La sécurité a un prix. Bloquer son hypothèque à un taux fixe sur une période de cinq, huit, dix ans ou plus, offre certes l’avantage d’une charge financière stable et prévisible sur le long terme. Mais l’opération peut menotter le propriétaire souhaitant vendre son bien ou, simplement, tenter de négocier de nouvelles conditions plus avantageuses. Car il ne faut pas oublier qu’une indemnité de résiliation est due à l’institut de crédit en cas de rupture du prêt avant l’échéance convenue. La somme, qui se chiffre parfois en dizaines de milliers de francs, n’est pas toujours simple à calculer. Elle correspond, en principe, au total des intérêts dus par le client jusqu’au terme initialement prévu, moins le revenu que la banque peut réaliser en réinvestissant le prêt sur le marché des capitaux.
Le hic, c’est que, depuis janvier 2015, le taux auquel les établissements bancaires se réfèrent pour ces placements est négatif. Ils font donc valoir qu’ils ne peuvent réaliser aucun revenu sur les fonds remis dans le circuit, mais qu’ils subissent, au contraire, une perte supplémentaire. Certains tentent alors de cumuler l’intérêt négatif à la pénalité due, alourdissant ainsi considérablement la note. Et l’emprunteur se retrouve, au final, avec une facture qui dépasse ce qu’il aurait dû payer s’il avait laissé courir son hypothèque jusqu’au bout. Ce procédé discutable a heureusement été retoqué par la justice dans des cas spécifiques où les contrats ne prévoyaient pas expressément cette possibilité.
Victoires outre-Sarine
Après un long bras de fer contre la Banque Migros et la Banque Cantonale de Schaffhouse, deux propriétaires alémaniques, soutenus par la société éditrice de Bon à
Savoir, KonsumentenInfo, ont obtenu gain de cause devant les tribunaux en 2019 et 2020. Ils avaient résilié de manière anticipée leur hypothèque à taux fixe et s’étaient vu facturer non seulement la totalité des intérêts encore dus mais aussi une charge supplémentaire à titre d’intérêts négatifs. La justice a contraint les deux établissements à rembourser ces derniers à leurs clients. Soit, tout de même 2000 fr. pour l’un et 5300 fr. pour l’autre.
La Cour suprême du canton de Zurich et le Tribunal cantonal de Schaffhouse ont constaté que les contrats de prêt en cause, conclus respectivement en 2011 et 2013 – soit avant l’entrée en vigueur de taux inférieurs à zéro sur les marchés financiers – ne faisaient aucune mention d’un intérêt négatif dans le calcul de la pénalité de retard.
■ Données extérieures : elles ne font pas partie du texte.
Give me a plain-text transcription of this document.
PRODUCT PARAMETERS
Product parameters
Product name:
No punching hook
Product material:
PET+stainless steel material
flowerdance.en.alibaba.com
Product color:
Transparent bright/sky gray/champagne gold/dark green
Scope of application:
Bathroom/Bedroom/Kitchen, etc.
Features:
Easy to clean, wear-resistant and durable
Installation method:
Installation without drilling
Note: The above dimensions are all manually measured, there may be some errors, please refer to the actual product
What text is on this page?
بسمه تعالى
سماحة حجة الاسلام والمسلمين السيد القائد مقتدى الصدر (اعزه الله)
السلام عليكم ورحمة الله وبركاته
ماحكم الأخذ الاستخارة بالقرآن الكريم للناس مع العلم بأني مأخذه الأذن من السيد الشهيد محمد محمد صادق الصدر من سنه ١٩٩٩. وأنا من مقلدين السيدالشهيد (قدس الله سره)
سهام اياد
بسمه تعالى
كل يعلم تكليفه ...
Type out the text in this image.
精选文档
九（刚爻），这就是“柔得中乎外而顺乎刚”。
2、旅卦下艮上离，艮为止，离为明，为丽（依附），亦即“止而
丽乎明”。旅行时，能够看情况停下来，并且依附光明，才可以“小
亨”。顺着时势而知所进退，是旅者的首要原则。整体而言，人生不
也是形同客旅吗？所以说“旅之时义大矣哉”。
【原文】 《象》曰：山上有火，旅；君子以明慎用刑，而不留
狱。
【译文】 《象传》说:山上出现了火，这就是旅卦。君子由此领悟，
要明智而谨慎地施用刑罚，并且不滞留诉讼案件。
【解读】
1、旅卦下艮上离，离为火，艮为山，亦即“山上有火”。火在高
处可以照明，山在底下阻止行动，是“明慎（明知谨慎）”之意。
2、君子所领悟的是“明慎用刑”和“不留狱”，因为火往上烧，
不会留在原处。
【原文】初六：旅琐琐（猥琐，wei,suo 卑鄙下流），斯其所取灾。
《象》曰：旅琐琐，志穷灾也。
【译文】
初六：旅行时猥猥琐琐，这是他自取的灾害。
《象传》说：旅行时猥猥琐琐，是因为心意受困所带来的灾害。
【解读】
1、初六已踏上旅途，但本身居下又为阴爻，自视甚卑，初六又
Ils ont donc considéré que les clients ne pouvaient, de bonne foi, pas s’attendre à devoir les payer en plus.
Remboursement à réclamer
Certaines banques intègrent depuis quelques années déjà, dans leurs clauses contractuelles, la possibilité d’inclure un rendement négatif dans le calcul de la pénalité. Mais les décisions de justice alémaniques ont amené plusieurs établissements bancaires ou d’assurance, également actifs en Suisse romande, à rembourser des clients ayant emprunté à des conditions plus ambiguës, clients qui ont cependant dû réclamer leur dû. Car mieux vaut ne pas compter sur un geste spontané de tous les prêteurs potentiellement concernés. La Banque Migros, qui a fait les frais du jugement de la Cour suprême zurichoise de 2019, nous a confirmé qu’une demande devait lui être adressée et que chaque cas serait traité individuellement.
Quel que soit l’organisme à l’origine du crédit, le premier réflexe est donc d’examiner attentivement son contrat: fait-il explicitement mention de la possibilité de facturer aussi des intérêts négatifs en cas de résiliation anticipée? Si tel n’est pas le cas et qu’ils ont été payés à tort, il faut alors interpeller le prêteur par écrit et en exiger le remboursement, même si la transaction remonte à plusieurs années.
Dans tous les cas, il est possible de réclamer un calcul détaillé et transparent de la pénalité. Et, en cas de doute, n’hésitez pas à prendre contact avec le Service juridique de Bon à Savoir.
Silvia Diaz
Pénalités pas toujours déductibles des impôts
Mettant fin à des années de pratiques disparates selon les cantons, le Tribunal fédéral a clarifié, en décembre 2019, le traitement fiscal réservé aux pénalités de résiliation d’hypothèque. Le contribuable ne peut déduire ces frais de ses revenus que s’il a mis fin à son prêt pour en conclure un nouveau auprès du même établissement de crédit. Mais il ne pourra pas le faire s’il change de prêteur. En cas rupture du contrat pour cause de vente, la somme à verser est considérée comme frais d’investissement et déductibles de l’impôt sur les gains immobiliers.